Dancer sends a couple of men to see Muzzy, but Muzzy slips away, but Jim is in hot pursuit, and this week’s car chase sees them racing through a golf course.

It seems Mr. Kirkoff hired Muzzy to kill his wife as opposed to going through divorce court, but Jim is still convinced that Larry murdered his father.


The Dark and Bloody Ground aired September 20, 1974,penned by Juanita Bartlett and Roy Huggins (using the alias of John Thomas James again) and saw Rockford helping a woman, Ann (Patricia Smith), at the request of Beth Davenport (Gretchen Corbett), who is accused of murder but as he gets deeper and deeper into the case he realizes he’s made himself the target.

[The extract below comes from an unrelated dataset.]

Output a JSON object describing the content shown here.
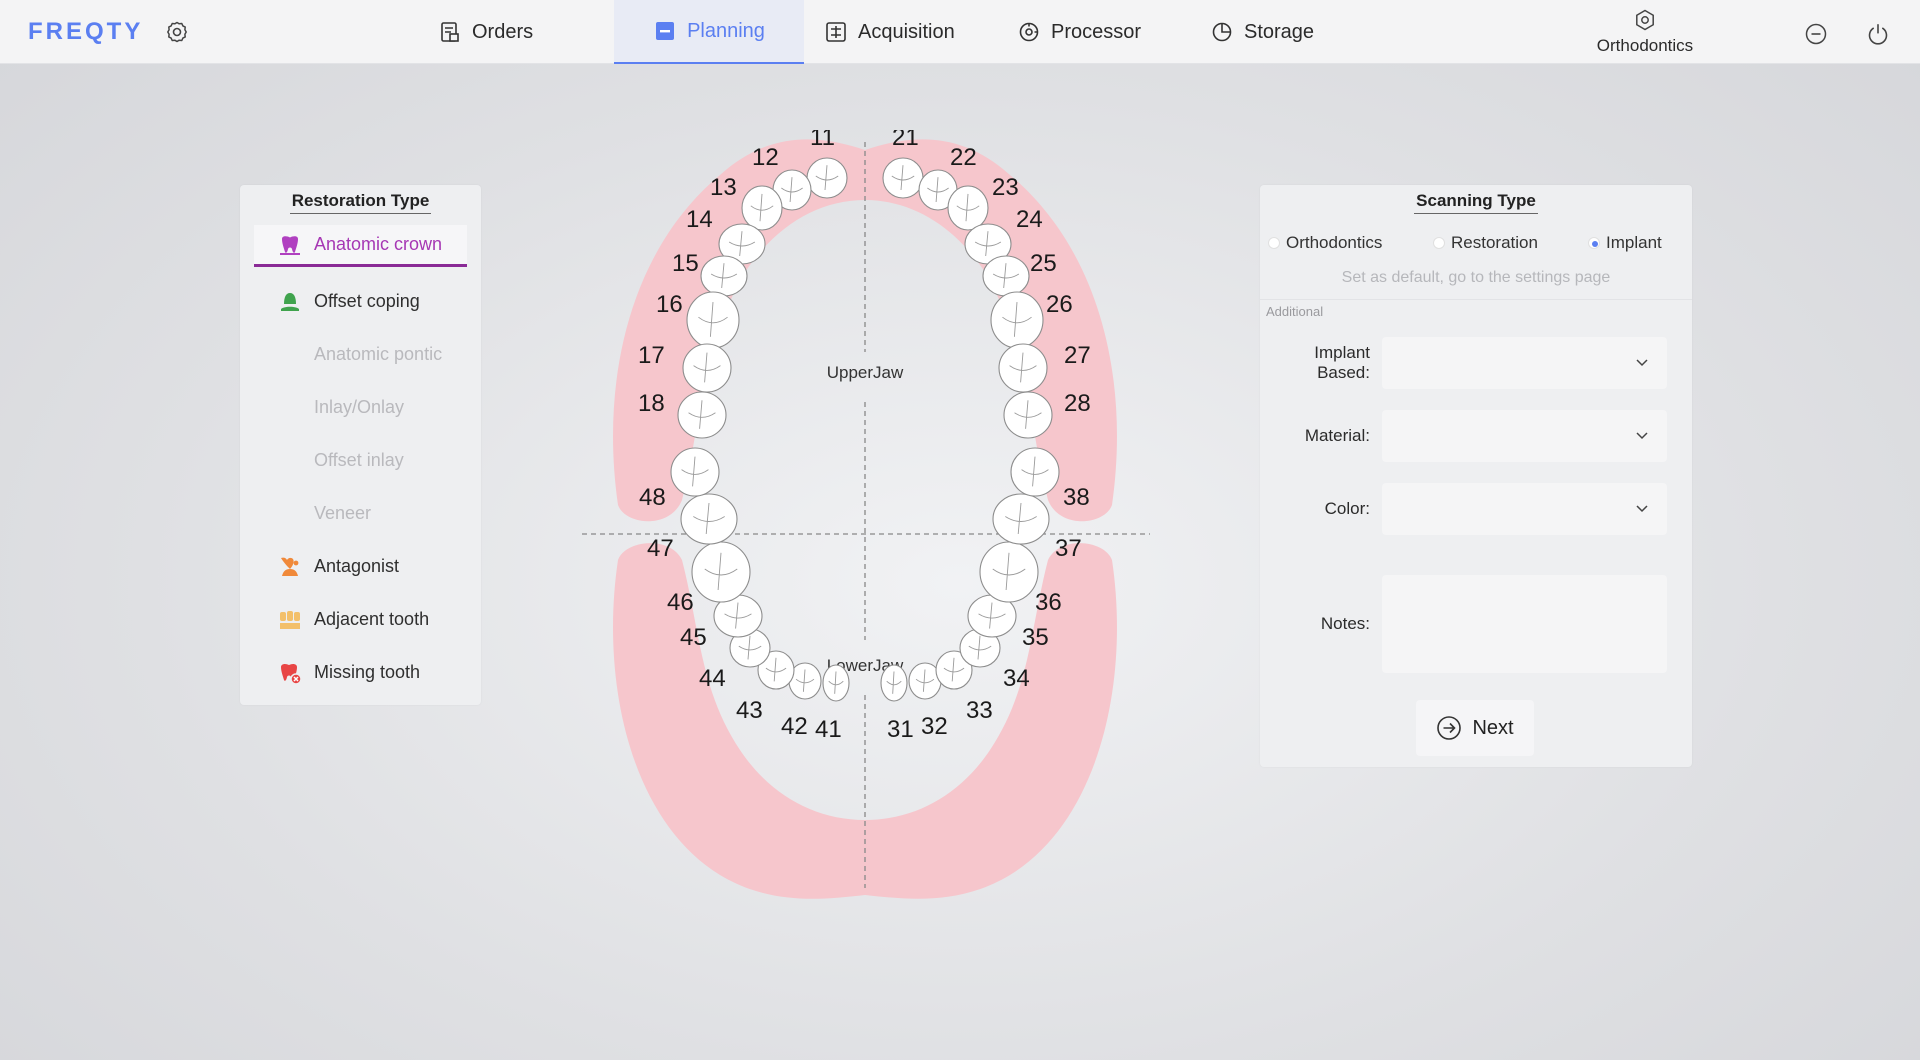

This episode features the first appearance of Beth, as the recurring character of the Public Defender. She weasels Jim into agreeing to help Ann, if she pays his fees and expenses. When she agrees, the first thing he asks her to do is go and get him some information. A great moment as you watch Beth’s face…

The answering machine gag this episode features Louie at the fish market calling to ask if Jim is going to pick up the halibut or what?

As Jim investigates, the first attempt is made on his life as he is pursued by a Mack truck chasing him in his car, through the desert. Rocky (Noah Beery Jr.) is quick to point out though, that a Mack truck would be more than able to wipe Jim out, so they must want him scared at first and not dead. This is but one part of the ever delightful exchanges between Jim and his dad, Rocky.


The second attempt on Jim’s life, sees the removal of his brake fluid, and consequently he and Beth almost die in an accident, but he’s not stopping now!

We learn that everything ties back to a book, The Dark and Bloody Ground, its copyright, and the movie that has been made from it. Seems if the author dies before the copyright renewal the rights move to the widow, not the book company that made the movie deal…

This episode’s car chase climax is down some dark California streets as Jim chases the killer Eliot Malcolm (Linden Chiles) until he crashes. It seems Eliot did it all to protect Elizabeth (Nancy Malone) from a murder charge all to keep the rights, and make loads of cash.

Like the episode previous to this Jim gets mostly stiffed on his fees, and Beth tries to weasel him into helping out another of her clients.